The landscape slowly smooths out as you drive east from the Powder River, at first resembling hundreds of huge bread loaves huddled together, then easing down into the long, rolling grasslands around Gillette. Here, along the eastern edge of the basin, large strip mines pock the land. The coal mines, opened during the 1970s, brought the first large-scale energy bonanza to the region.

Commercial coalbed methane technology dates to the late 1980s, when drillers sank relatively shallow 350- to 1,200-foot-deep wells in the Black Warrior Basin in Alabama and the San Juan Basin in southern Colorado. But in northeastern Wyoming, gigantic coal reserves and skyrocketing demand combined over the past two years to ignite the first big coalbed methane boom.

Geologists have sharply upgraded their estimates of recoverable coalbed methane in the Powder River Basin in recent years, to as many as 39 trillion cubic feet, or more than a year's gas supply for the entire nation. The deregulating electricity industry, in its search for fast and flexible power sources, is battling to get at this massive amount of methane. While coal-fired plants can take a decade to plan and construct, natural-gas fired plants - often no more than aircraft turbines mounted on concrete pads - can be put up in months.

This demand has helped to push up gas prices. An average coalbed methane well produces 100,000 cubic feet of gas each day, worth between $1,200 and $10,000 during the past year, depending on market price.

Industry analysts say the cost of finding and developing coalbed methane ranges from 20 cents to 40 cents per thousand cubic feet, about one-third the cost of traditional deep-well natural gas. Coalbed methane companies, one analyst declares, are "just beautiful economically."

Not everyone is so thrilled. "We're playing God with the environment," says Walter Merschat, president of Scientific Geochemical Services in Casper and a critic of the haphazard approach to coalbed methane development in Wyoming. "This is shooting yourself in the foot with both barrels."

As of mid-August 2001, private companies had drilled 10,538 coalbed methane wells in the Powder River Basin, but the Bureau of Land Management's projection is that industry may sink 80,000 wells here by 2010. Eventually, up to 139,000 wells, one every 80 acres, could essentially cover the entire basin.

Coalbed methane critics recite a litany of problems with the technology. Drilling a coalbed methane well typically disturbs four acres on each 80-acre parcel. Noisy well pumps and compressor stations spew nitrous oxide and other pollutants into the air, and Wyoming officials acknowledge that many of these emissions are unregulated and may violate air quality standards. Heavy vehicle traffic damages roads and throws up dust.
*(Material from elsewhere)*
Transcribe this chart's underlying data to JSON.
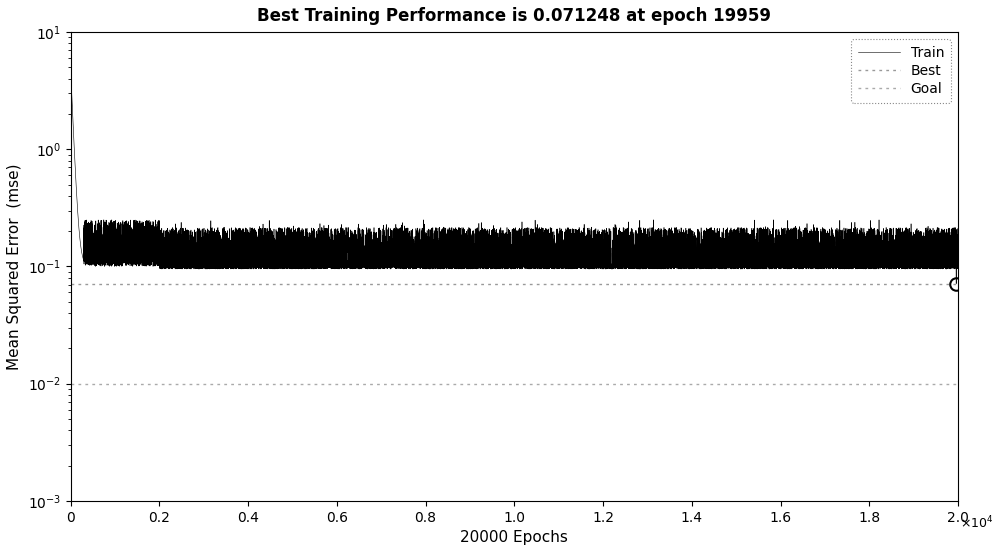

The biggest headache for many landowners is water disposal. Just as popping the top on a can of cola frees the dissolved carbon dioxide, pumping water from a coal seam to the surface frees the methane from the ground (HCN, 9/25/00: Colliding forces: Has Colorado's oil and gas industry met its match?).
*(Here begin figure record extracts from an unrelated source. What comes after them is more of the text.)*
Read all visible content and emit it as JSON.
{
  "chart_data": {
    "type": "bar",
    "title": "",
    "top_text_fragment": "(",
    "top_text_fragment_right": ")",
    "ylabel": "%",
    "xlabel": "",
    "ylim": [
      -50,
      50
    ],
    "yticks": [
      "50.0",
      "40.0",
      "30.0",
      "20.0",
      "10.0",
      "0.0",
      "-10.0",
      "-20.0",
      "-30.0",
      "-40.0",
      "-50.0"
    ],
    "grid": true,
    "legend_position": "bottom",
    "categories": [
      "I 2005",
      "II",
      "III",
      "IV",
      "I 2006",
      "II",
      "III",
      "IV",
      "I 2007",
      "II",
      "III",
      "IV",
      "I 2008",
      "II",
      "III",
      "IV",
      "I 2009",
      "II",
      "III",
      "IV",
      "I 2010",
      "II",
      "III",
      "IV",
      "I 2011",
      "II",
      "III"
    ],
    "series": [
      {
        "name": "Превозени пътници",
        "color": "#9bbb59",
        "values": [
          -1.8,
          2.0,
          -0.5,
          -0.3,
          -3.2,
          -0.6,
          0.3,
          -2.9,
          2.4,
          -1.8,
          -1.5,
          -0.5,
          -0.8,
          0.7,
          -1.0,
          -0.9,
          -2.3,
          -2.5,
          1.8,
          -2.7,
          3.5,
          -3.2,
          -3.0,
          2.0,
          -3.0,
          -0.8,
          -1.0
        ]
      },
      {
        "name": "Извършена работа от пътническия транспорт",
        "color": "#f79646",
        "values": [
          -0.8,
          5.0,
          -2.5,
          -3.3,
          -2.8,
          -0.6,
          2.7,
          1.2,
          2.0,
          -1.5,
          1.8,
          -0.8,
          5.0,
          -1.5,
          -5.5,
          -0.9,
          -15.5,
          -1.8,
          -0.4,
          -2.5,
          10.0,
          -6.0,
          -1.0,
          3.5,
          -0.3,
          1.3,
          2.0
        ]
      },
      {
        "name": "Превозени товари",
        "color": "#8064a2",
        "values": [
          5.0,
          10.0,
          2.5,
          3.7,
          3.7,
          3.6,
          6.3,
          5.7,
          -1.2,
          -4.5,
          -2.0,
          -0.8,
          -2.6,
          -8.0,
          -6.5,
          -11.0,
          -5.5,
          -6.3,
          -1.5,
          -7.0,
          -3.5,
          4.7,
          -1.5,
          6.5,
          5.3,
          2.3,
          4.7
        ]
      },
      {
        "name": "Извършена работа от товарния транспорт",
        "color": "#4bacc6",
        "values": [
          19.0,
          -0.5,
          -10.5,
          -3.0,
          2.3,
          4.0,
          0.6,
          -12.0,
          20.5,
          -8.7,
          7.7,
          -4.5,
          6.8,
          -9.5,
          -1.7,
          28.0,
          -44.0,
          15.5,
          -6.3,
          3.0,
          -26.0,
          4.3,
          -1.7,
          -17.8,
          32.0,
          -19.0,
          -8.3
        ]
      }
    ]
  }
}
As of last March, well operators in the basin were pumping 1.85 billion gallons of water to the surface every day, causing an ironic problem: how to dispose of water in an arid landscape. In many places, the wastewater contains dissolved sodium, calcium and magnesium, and cannot be used for irrigation or dumped in waterways.

In Colorado, coalbed methane water is reinjected into deep strata, but in Wyoming, state law does not require reinjection, and some coalbed methane operations have flooded hay meadows and killed trees. Other operators build reservoirs on private ranchland.

Once coal deposits are dewatered, says Merschat, gas migrates toward the surface in any direction it can, not just up well bores. It is odorless, colorless, tasteless. It can accumulate in buildings. The potential result? "Boom!" says Merschat, throwing up his hands.